Going straight to Death Herself you cut out the pretences and go honestly right to the heart of the matter, right to the heart of religion – to Death both as a comforter and a transformer. And Santa Muerte, the Powerful Lady, is one Saint who will get to work, not only transforming us (though never into something against our nature) but also in transforming the conditions of our lives, love, finances.
She is not difficult to believe in. In ordinary life Death is the one divinely appointed power that we all have direct, impactful experience with. We all grapple with mortality. All of us are subject to her power. All are equal before her; woman, man; young, old; rich and poor; gay, straight; black and white; human, non-human. Death is inclusive.
There’s nothing, or no-one, more inclusive than Death. Unlike religion, that can be divisive and judgemental, Death, rainbow arrayed, welcomes all and turns none away. In terms of available religion, it is Santa Muerte who stands unequivocally and unmistakably for inclusion and acceptance, and not God, not Christ, who, co-opted by literalists, traditionalists and fundamentalists have so often been made into ogres of condemnation and judgement. It is not just our culpability and our evils, but so much that is good – life, sexuality, our bodily existence, our very natures, our wholeness – that they are made to condemn.

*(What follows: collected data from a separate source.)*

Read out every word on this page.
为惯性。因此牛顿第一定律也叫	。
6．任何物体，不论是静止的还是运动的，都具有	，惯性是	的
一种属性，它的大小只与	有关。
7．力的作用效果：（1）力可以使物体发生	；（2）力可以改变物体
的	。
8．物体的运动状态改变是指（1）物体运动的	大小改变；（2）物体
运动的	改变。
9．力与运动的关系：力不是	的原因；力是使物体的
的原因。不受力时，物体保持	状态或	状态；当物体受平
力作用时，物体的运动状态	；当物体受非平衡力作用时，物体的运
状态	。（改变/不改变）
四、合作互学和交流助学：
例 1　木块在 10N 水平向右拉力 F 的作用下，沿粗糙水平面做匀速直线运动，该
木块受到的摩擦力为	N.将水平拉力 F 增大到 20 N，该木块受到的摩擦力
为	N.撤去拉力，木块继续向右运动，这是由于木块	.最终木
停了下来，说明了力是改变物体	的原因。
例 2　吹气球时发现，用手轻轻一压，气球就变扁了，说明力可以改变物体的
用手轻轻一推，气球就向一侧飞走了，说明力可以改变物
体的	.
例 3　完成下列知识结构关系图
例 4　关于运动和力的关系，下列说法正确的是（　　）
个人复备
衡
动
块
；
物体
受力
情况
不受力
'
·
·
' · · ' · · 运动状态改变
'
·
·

It may seem strange to those who do not know Her, but Death is life-affirming. It is Death that supports and upholds life, in all its diversity. She sustains all life. Everything that dies sustains the living. All the living, not only the righteous and the chosen, live because of what Death has given. She teaches us that all beings are the same before Her, because all beings shall come to Her, in time. Her hour glass is a reminder that every mortal moment is precious. Her message is to live, to live life in all its fullness, to live now, because now will never come again. In choosing Death, paradoxically, I have chosen life, life now, life undivided, life lived in wholeness, life in a rainbow of colours.